Não sabemos isso. Tudo é possível. Desejamos ardentemente que não precisemos fechar a cidade de novo. É tudo que a gente não quer fazer. Se for necessário para preservar a vida, será feito. Eu duvido muito que uma população tão vacinada quanto é hoje a população de BH venha a ter um impacto muito grande dessa cepa ou de qualquer outra que venha a circular. Mesmo porque, a indústria farmacêutica é muito ágil e já está fazendo adaptações nas fórmulas da vacina para que venha contemplar cepas que venham aparecer. Eu não tenho como dizer se vamos ter uma grande circulação do vírus em 2022. Pode ser que tenhamos. Eu acredito, pelo que temos visto, é que embora essa cepa seja mais transmissível, é menos letal. É provável que ao encontrar uma população vacinada a gente não tenha grandes impactos para o sistema público de saúde.

 

O aumento nos casos de gripe desde o fim do ano tem sido uma problemática para a Saúde de BH? Já podemos afirmar que estamos em surto de H1N1 e H3N2, como no Rio de Janeiro e São Paulo, por exemplo?

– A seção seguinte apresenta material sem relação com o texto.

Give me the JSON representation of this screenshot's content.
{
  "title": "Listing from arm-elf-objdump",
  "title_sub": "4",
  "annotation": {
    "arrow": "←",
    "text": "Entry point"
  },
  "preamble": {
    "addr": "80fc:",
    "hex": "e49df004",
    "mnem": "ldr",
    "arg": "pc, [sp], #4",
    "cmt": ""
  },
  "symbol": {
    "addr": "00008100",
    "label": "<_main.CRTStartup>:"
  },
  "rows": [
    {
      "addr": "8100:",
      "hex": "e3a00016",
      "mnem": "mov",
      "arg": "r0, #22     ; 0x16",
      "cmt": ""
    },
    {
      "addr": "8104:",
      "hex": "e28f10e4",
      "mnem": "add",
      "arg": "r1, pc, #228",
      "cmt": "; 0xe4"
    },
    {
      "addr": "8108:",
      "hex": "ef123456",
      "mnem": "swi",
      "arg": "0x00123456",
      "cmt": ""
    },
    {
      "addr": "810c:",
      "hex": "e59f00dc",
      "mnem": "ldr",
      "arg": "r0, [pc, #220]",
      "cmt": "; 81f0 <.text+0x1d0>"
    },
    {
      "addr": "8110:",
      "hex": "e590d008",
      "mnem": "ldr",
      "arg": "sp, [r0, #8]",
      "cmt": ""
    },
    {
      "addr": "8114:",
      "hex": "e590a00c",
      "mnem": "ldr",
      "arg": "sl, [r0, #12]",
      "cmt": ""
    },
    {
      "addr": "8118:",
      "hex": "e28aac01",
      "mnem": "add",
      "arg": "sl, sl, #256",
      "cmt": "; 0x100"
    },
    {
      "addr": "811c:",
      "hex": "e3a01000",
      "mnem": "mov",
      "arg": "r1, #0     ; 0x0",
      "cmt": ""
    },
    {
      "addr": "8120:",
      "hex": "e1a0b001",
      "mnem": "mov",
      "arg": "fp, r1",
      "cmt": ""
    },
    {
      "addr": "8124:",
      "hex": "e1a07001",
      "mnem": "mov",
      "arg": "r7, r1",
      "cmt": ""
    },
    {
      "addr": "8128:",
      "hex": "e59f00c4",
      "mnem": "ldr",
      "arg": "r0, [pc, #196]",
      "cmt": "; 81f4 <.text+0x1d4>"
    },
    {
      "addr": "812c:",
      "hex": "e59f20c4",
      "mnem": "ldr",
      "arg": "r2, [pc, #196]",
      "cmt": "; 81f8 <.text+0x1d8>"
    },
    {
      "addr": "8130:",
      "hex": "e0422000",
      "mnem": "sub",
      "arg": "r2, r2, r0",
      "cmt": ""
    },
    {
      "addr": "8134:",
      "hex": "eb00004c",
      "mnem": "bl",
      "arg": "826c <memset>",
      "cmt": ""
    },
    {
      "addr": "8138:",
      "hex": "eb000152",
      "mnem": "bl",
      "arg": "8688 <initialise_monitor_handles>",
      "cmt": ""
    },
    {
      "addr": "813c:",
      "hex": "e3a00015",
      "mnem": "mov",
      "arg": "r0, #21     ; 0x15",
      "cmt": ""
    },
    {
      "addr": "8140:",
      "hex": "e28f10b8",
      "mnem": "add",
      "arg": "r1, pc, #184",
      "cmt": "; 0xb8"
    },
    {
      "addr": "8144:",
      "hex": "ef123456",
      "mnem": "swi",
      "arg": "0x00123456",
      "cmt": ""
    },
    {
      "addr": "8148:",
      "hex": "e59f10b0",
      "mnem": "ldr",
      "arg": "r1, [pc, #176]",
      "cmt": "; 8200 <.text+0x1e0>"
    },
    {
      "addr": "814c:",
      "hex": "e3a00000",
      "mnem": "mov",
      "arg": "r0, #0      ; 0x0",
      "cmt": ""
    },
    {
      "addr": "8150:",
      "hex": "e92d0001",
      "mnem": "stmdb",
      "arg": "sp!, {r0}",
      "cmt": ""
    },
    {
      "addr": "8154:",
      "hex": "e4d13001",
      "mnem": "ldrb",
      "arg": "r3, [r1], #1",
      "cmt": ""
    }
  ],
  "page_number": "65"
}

Não na mesma proporção. Existe, sim, um aumento de casos. Nossas UPAs estão cheias de pacientes não COVID demandando internações ou enfermaria, mas estão, sim, cheias. Tudo que a gente não quer é que se some uma epidemia de gripe nas mesmas proporções do que vem acontecendo, por exemplo, no Rio de Janeiro. Essas medidas de abordagem precoce, o uso das máscaras, higienização das mãos, é muito importante para que não tenhamos uma epidemia com essa proporção. 

 

O cenário da pandemia deve permitir a realização do carnaval em 2022?

O carnaval como aconteceu em 2019, certamente não acontecerá em 2022. Até mesmo porque o prefeito já disse que não vai patrocinar eventos carnavalescos. Não podemos impedir que manifestações espontâneas aconteçam. É uma atividade cultural, tipicamente brasileira. Pode ser que alguns grupos venham a fazer alguma manifestação cultural e a Secretaria Municipal de Saúde já está se preparando para que possa prestar o atendimento que essas pessoas porventura precisem.

 

Qual a maior preocupação do ponto de vista da saúde para a realização da festa este ano?

É uma época em que aumenta o número de casos de intoxicação por álcool e outras drogas, aumenta o número de brigas, de facadas, de tiros, atropelamentos, que geram em atendimentos em saúde. Nossas equipes já estão sendo reforçadas para caso venha a acontecer alguma manifestação e essas pessoas possam ser devidamente atendidas. Tudo que a gente quer é que a população tenha todo o atendimento de que ela precisa e merece. Em Belo Horizonte, como já foi dito, não aconteceu de nenhuma pessoa procurar o serviço de saúde e morrer na rua sem atendimento.

 

É possível ter esperança de um ano mais tranquilo e saudável em 2022?

Esperança sempre existe. Mas o recado é o seguinte: a gente espera que ele seja melhor, mas do ponto de vista do nosso planejamento, é para que ele seja pior. Estamos preparados para o pior cenário possível, mas desejamos ardentemente que seja o melhor cenário possível.